In any future tussles over the meaning of the Great War, what the poets say will count. Luckily, both Andrew Motion and his successor, Carol Ann Duffy, have used the post of Poet Laureate to fuse a tender evocation of wartime ordeals with reflections on waste that shun any jingoistic nostalgia. Motion has also drawn on the terrors endured by his father, a D-Day veteran. Those experiences, of trauma carried back to the home front, leave a trace through this new volume.

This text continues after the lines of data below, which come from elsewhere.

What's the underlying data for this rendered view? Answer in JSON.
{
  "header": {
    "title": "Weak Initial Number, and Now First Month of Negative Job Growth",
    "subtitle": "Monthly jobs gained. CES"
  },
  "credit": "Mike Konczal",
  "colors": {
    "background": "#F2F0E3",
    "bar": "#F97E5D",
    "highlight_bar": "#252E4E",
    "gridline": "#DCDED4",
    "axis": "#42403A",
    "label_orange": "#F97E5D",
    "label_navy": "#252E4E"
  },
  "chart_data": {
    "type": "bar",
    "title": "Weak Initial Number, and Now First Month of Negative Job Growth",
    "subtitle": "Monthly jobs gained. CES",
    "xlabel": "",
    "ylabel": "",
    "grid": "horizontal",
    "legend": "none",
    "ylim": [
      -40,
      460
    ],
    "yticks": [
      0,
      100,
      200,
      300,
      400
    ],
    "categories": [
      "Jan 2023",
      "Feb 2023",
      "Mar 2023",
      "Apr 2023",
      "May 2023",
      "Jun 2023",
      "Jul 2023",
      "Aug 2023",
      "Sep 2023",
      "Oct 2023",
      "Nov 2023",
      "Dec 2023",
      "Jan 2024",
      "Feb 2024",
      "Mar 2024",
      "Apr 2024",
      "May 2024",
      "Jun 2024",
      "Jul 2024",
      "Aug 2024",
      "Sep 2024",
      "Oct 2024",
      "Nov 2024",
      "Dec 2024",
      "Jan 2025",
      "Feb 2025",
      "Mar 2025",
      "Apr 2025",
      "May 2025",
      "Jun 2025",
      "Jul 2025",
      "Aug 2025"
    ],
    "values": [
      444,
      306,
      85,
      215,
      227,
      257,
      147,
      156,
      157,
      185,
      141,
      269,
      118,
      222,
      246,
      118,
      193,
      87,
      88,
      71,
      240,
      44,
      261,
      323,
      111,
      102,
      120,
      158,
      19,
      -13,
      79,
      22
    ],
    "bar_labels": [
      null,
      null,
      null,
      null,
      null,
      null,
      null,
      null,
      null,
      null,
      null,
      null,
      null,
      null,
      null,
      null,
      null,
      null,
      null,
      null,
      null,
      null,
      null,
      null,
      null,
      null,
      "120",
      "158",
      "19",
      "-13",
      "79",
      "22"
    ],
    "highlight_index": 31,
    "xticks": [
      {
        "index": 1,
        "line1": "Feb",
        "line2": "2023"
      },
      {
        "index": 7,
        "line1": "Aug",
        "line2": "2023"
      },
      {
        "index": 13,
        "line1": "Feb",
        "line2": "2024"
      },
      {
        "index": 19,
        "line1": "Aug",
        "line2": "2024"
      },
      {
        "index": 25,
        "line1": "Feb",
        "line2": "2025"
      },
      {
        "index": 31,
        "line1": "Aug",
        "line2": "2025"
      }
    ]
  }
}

The Customs House finds room for other kinds of work – deft, impressionistic poems of place; pieces devoted to the poet's wife; a Browning-esque sequence on the Baroque architect Borromini; a Tennyson-haunted elegy for fellow-poet Mick Imlah – but arms and their aftermath dominate. Most notably, the "Laurels and Donkeys" section carves verse out of war-related prose texts taken from various contexts: medics' memories of the liberation of Belsen; combatants' testimonies from Iraq and Afghanistan; his father's accounts of the Normandy campaign.

These "found poems" call on all Motion's skill as a poetic orchestrator. He moulds the heightened prose of (often) horrific reminiscences into loose-limbed but strongly rhythmic verse. However, these pieces also serve as a kind of cleansing return to the source. He aims to discover how humanely self-conscious language can endure amid the shock and grief in those slaughterhouses, "best left" – as a doctor treating casualties from Gold Beach puts it – "to the imagination".

For any reader who dreads the memorial barrage of cliché and bombast that the Great War centenary may bring, Motion delivers a salutary – and very moving – pre-emptive strike.